From Britain: “Domestic abuse involving “emotional blackmail” – but no violence – could become a criminal offense carrying a heavy jail term under tough new measures published for the first time.” [David Barrett, Telegraph]:
“Critically, its [the draft’s] definition of abuse includes “controlling or coercive behavior” which would “encompass but is not limited to physical, financial, sexual, psychological or emotional abuse”.
“Controlling behavior” would also lead to criminal charges, including when a partner makes another person “subordinate”, “exploits their resources” or “deprives them of the means needed for independence”.
The offense would apply to abuse committed against any spouse, partner or former partner, regardless of gender.
As Pamela Stubbart notes at the Daily Caller, when based on purely psychological and emotional interactions and states of dependence, concepts like “control” and “coercion” are at best highly subjective affairs, inviting unpredictable legal application as well as he-said-she-said legal battles in the wake of breakups or other relationship failures.
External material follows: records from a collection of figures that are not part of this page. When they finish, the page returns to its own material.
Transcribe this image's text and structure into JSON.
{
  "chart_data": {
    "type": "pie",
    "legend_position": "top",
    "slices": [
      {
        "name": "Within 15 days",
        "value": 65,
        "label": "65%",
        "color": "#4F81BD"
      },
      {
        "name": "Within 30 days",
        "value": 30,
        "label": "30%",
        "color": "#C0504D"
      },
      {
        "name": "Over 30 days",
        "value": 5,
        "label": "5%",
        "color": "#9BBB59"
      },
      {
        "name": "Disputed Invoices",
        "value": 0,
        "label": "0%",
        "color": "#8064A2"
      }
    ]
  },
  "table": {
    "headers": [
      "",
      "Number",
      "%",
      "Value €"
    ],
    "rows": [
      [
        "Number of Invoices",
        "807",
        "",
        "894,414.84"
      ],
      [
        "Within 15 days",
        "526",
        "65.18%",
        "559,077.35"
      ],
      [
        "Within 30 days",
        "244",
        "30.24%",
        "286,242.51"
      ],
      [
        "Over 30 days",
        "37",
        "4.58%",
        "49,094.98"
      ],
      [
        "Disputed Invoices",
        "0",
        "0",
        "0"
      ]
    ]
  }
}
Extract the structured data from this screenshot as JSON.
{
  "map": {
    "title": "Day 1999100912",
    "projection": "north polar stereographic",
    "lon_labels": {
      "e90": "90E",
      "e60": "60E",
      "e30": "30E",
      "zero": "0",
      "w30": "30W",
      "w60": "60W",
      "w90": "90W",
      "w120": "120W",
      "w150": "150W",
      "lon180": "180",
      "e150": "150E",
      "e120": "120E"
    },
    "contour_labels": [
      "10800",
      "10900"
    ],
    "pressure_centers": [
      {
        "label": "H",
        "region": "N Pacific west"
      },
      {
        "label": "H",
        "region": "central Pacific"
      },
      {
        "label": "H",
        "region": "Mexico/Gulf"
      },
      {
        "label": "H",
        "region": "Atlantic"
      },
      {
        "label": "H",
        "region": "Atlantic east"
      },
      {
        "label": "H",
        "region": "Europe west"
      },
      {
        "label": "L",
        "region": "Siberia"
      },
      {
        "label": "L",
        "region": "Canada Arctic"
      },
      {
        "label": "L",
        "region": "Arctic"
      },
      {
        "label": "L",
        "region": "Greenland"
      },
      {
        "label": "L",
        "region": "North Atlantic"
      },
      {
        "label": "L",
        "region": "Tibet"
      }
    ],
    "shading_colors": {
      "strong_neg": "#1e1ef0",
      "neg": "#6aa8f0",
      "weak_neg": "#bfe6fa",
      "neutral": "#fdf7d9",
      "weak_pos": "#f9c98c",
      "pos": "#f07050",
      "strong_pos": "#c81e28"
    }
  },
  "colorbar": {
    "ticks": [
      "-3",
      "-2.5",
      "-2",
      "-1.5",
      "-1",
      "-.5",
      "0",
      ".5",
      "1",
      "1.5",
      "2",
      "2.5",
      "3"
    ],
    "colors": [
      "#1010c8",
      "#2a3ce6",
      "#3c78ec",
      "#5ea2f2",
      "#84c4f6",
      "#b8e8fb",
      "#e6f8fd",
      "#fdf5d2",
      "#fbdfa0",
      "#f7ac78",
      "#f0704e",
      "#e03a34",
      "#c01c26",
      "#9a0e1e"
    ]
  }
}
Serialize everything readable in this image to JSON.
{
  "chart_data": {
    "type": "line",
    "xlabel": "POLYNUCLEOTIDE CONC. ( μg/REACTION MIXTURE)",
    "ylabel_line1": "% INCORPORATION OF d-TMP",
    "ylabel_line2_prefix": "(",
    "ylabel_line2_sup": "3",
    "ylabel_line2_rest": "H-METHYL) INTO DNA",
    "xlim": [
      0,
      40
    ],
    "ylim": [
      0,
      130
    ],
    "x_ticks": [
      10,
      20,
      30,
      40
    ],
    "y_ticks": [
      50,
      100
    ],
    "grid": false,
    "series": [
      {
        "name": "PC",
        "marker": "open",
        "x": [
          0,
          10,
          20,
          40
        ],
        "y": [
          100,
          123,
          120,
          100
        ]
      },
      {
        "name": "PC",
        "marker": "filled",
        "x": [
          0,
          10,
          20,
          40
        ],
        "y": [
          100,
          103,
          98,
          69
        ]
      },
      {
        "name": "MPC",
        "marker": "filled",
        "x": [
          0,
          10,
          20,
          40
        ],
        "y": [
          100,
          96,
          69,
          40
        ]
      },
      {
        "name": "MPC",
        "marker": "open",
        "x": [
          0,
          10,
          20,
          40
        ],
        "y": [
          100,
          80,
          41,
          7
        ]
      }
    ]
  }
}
The measure would also threaten criminal liability for some speech (e.g., emotionally hurtful insults not involving threats of violence) that would often be included in definitions of free speech. Meanwhile, a ban on exploiting partners’ resources or denying partners financial independence threatens to throw a shadow of criminal liability over many marital and romantic arrangements long deemed unproblematic, whether or not egalitarian.
Barrett in the Telegraph notes that while the cross-party group of Members of Parliament who are introducing the bill do not speak for the Cameron administration, they have a record of some success at getting their ideas on domestic violence enacted into legislation. Offenses will carry a sentence of up to 14 years in prison.
Related: periodic proposals in state legislatures and elsewhere to ban “workplace bullying” (more) raise some of the same issues, as do enactments (like “Grace’s Law” in Maryland) endeavoring to ban “cyber-bullying.”